Getting my Kicks

Two weeks ago we went in for our first ultrasound. We weren’t planning on having any medical tests but our midwife subtly told us that we really needed this one to confirm how many babies we were growing: “If it’s twins we need to know.” So we agreed, and were excited and nervous to officially meet our baby or babies in a new way, and find out how many new family members we would be welcoming.
I picked up M from home and we headed to the appointment, discussing what we knew about ultrasounds and confirming the kind of care we were expecting and how we wanted to be treated. I was grateful again to be approaching pregnancy united with my husband in the type of support and care we wanted to receive.

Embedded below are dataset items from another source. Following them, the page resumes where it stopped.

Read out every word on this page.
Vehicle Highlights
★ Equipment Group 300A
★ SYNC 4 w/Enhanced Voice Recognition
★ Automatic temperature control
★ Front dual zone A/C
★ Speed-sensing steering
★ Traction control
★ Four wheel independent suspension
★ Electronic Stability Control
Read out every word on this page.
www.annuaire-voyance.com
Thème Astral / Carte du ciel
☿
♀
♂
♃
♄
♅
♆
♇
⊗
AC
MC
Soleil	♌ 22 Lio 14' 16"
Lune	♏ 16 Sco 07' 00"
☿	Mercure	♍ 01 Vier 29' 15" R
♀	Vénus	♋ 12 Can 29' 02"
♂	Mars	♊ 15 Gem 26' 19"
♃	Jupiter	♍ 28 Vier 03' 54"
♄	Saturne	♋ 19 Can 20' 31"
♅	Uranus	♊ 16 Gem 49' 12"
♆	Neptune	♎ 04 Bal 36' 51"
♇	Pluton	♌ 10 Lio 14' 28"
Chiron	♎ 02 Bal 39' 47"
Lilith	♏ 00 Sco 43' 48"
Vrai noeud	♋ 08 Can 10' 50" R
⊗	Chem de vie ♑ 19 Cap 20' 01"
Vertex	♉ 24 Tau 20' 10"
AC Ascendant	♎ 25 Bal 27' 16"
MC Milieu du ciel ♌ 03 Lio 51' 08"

The conversation became visibly relevant as the technician called me into the back room and told my husband he could wait. Confused, I asked what they would be doing to me that he couldn’t be present for. After clarifying that she was actually saying that they would be doing the complete ultrasound – all the screening, measuring and viewing of my babies – before he was allowed to come into the room and view the images with me – I said, “No, I want my husband to be there with me during the whole process.” This was met with “Our policy” statements, the strongest justification for which was her explanation that it “made the technician nervous” to have someone there. We explained in return that I was nervous, that this is both our child, that we are going through this together, that he will sit quietly to one side but just wants to be in the room with me. “If we make this exception, everyone will want to do this.”

Well, duh.

She called the supervisor, who explained that this is their policy and that it is “more professional.” M questioned that it reflects professionalism if someone is unable to perform a job simply because one other person is present. For some reason, they didn’t like this idea.

So we left.

Professional = un-family friendly, un-mother friendly, medicalizing birth, disempowering women and families

After our fury waned we were able to book an appointment for 2 weeks later in a neighbouring town where, of course, my husband could be present during the whole procedure.

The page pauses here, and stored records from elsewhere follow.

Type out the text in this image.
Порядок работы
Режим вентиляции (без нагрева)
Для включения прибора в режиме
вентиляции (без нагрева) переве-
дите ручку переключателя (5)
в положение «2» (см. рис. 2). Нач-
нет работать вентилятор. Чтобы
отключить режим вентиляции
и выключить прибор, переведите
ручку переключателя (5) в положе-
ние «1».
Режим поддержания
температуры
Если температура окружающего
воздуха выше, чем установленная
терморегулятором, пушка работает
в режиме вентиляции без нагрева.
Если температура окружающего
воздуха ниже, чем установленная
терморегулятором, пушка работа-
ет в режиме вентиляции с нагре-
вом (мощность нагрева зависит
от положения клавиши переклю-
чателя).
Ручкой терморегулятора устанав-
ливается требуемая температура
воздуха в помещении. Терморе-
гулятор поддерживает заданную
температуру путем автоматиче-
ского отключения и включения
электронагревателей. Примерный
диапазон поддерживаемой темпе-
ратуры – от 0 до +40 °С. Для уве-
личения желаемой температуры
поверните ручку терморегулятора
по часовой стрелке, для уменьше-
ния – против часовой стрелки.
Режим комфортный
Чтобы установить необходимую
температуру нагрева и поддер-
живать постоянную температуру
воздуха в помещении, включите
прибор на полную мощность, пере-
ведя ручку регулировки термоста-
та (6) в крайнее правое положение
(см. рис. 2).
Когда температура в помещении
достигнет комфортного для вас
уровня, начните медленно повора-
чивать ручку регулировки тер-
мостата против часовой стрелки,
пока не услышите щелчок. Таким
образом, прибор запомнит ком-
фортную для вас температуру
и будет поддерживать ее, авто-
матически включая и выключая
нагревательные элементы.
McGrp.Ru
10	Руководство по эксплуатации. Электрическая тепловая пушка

Later that afternoon, as if to let me know that a silly test had no bearing on their reality and growth, I felt the first real movements that were clearly baby-related. One, then a second sweet little kick on the top right of my abdomen: “pook … pook.” The sweetest thing was how I could feel the size of the appendage that was poking me – a little wee firm foot or fist. I sat and admired my adorable baby or babies and got back into the business of loving them and encouraging them to grow.